National charity Group B Strep Support campaigns for greater awareness and better prevention of group B Strep infection in babies, specifically asking that:
• Information about GBS be routinely given to all women as part of their antenatal care
• Sensitive testing for GBS be made freely available within the NHS and offered to every pregnant woman whose baby is at low risk of developing GBS infection
• Antibiotics be offered intravenously in labour to all mums whose babies are known to be at higher risk of developing GBS infection
• Vaginal swabs from pregnant women always be tested using a method that offers good sensitivity for GBS detection
Mum Joanne’s pregnancy with Tilly was neither difficult, nor easy. However, Joanne’s waters had gone more than 18 hours before Tilly was born (prolonged rupture of the membranes – more than 18 hours before delivery is recognised as one of the clinical risk factors where the risk of GBS infection is increased three-fold).
Joanne had a normal vaginal delivery in a mid-wife led hospital and no antibiotics for group B Strep were administered.

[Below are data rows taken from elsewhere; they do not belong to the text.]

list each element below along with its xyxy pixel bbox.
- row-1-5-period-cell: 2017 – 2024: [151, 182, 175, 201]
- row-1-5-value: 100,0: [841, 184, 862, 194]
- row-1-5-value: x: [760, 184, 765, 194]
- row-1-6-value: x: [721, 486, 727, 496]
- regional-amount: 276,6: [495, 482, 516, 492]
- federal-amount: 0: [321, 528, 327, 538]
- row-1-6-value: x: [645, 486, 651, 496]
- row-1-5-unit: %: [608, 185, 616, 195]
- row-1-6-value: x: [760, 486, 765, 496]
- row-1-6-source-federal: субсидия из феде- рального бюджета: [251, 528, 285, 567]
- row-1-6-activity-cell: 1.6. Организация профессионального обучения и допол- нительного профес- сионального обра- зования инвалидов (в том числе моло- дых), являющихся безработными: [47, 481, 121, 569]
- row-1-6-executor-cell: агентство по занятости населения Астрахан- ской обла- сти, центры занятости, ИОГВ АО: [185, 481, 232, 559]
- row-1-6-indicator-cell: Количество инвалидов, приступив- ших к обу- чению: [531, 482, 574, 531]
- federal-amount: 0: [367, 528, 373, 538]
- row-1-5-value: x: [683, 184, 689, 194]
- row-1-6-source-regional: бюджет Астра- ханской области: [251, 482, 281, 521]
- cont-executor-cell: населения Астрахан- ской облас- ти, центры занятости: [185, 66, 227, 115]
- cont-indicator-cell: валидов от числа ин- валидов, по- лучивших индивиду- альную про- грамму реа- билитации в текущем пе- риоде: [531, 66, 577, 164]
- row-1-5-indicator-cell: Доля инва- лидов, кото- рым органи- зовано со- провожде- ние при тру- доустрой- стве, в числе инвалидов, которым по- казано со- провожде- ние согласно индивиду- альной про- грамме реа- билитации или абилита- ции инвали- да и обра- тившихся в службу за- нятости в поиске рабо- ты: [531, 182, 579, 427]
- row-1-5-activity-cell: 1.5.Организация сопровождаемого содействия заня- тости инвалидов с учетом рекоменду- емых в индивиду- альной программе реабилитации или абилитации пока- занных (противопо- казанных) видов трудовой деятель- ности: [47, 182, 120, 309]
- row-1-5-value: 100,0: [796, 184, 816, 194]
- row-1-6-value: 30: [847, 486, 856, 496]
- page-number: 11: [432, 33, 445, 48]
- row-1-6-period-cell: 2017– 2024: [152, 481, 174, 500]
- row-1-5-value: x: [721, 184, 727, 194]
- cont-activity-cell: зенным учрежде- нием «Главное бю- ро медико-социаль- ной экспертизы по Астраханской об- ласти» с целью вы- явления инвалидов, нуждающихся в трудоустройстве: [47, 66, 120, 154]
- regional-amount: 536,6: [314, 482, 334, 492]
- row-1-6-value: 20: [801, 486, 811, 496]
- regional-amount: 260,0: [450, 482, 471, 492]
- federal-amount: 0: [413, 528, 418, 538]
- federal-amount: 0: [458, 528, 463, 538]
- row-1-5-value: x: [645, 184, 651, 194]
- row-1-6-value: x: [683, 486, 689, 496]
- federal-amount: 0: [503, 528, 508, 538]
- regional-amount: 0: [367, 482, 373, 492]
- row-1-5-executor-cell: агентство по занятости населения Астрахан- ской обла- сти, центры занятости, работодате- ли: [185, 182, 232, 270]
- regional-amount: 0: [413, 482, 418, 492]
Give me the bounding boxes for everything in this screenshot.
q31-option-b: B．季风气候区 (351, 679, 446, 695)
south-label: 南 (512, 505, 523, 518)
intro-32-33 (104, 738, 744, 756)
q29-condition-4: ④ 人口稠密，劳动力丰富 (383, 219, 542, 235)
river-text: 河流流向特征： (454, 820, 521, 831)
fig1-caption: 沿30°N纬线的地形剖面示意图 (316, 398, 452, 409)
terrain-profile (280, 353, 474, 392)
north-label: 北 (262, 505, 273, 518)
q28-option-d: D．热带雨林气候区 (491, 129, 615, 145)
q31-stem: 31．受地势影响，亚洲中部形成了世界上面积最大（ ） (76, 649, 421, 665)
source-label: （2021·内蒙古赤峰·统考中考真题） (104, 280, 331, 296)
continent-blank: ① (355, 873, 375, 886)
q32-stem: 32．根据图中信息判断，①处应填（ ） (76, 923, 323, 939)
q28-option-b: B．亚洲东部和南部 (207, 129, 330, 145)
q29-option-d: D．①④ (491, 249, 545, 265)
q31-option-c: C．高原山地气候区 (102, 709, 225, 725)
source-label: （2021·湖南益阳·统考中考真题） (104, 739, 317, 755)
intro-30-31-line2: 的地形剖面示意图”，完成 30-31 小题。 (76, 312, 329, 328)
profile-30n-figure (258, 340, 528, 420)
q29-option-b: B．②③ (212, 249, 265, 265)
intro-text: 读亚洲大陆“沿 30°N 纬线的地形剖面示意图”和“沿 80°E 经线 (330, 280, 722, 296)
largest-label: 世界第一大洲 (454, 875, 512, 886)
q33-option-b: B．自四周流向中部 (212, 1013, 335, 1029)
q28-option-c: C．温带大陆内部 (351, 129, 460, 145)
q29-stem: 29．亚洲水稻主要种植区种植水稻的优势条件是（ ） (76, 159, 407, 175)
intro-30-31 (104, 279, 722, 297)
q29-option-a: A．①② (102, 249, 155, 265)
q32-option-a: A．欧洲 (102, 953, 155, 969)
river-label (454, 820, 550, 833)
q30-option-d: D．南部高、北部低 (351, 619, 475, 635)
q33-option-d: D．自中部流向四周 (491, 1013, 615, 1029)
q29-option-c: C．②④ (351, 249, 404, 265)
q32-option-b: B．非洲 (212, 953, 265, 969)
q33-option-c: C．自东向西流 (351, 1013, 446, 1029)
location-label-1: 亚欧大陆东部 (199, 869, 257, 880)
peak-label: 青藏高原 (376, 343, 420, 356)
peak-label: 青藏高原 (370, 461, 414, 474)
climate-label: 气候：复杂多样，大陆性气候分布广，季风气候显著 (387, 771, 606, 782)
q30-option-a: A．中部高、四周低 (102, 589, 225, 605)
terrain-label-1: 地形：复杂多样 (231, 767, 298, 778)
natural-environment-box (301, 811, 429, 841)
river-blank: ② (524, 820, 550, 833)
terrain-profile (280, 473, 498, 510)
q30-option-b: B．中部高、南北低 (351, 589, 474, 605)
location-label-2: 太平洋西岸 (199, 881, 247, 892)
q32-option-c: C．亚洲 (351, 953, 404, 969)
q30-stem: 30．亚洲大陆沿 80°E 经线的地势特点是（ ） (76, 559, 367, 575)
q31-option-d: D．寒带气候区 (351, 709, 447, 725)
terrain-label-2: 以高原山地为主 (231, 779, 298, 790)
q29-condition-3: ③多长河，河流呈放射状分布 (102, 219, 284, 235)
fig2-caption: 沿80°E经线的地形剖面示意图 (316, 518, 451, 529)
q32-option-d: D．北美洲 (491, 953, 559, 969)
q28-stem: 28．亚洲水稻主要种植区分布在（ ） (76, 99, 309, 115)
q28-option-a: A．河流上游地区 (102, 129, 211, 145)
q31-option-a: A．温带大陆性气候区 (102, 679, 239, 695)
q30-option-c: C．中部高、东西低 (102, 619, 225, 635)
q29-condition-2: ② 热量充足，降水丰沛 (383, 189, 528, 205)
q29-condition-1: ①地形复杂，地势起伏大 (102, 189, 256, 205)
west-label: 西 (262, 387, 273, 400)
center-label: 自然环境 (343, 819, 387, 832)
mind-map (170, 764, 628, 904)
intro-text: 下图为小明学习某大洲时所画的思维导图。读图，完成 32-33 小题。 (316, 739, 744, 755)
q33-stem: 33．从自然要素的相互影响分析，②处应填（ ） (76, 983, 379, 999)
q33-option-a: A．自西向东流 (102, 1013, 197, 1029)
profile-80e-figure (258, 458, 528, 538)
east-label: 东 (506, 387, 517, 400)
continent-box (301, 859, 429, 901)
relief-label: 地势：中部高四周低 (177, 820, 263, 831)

Tilly very quickly developed breathing difficulties, continuous grunting and refused to feed. This continued for several hours. “We alerted this to the attention of the midwife on multiple occasions and after checks had suggested no obvious issues we were escorted to the special care baby unit where more tests were carried out,” says Joanne.
The doctor initially diagnosed a small tear in Tilly’s lung and she was placed in an incubator on a small dose of antibiotics. Twenty-four hours passed with little improvement, resulting in blood tests to identify any bacteria growth. Early results suggested a potentially serious bacterial infection which was shortly confirmed to be group B Strep meningitis and sepsis. This resulted in Tilly being cared for in Winchester’s SCBU for two weeks and receiving a course of antibiotics.
“We feel that this terrible ordeal could have been avoided if only the test for GBS was offered, especially knowing that this only costs £30 (privately) which seems a small price to pay considering the potential life changing impact of the infection. Also that cost compared to the cost of a two-week stay in SCBU seems fairly insignificant but despite that the care we received in SCBU was priceless. All the doctors and nurses we came across by far exceeded our expectations,” says Joanne.
Joanne feels very strongly that every pregnant woman should be made aware of this infection as this is currently not being undertaken as part of a pregnant woman’s antenatal programme. “Since having Tilly, I have found out a lot of information about group B Strep and I am upset we were not given any during my pregnancy.”
Since those traumatic two weeks where Tilly’s life was on the line, the Collins’s have been on an emotional journey, taking every day as it comes with the worry of what the long-term impact of the infection may be on Tilly. Six months into Tilly’s life, she is showing incredible strength and has fought every battle to date and is developing into a beautiful little girl.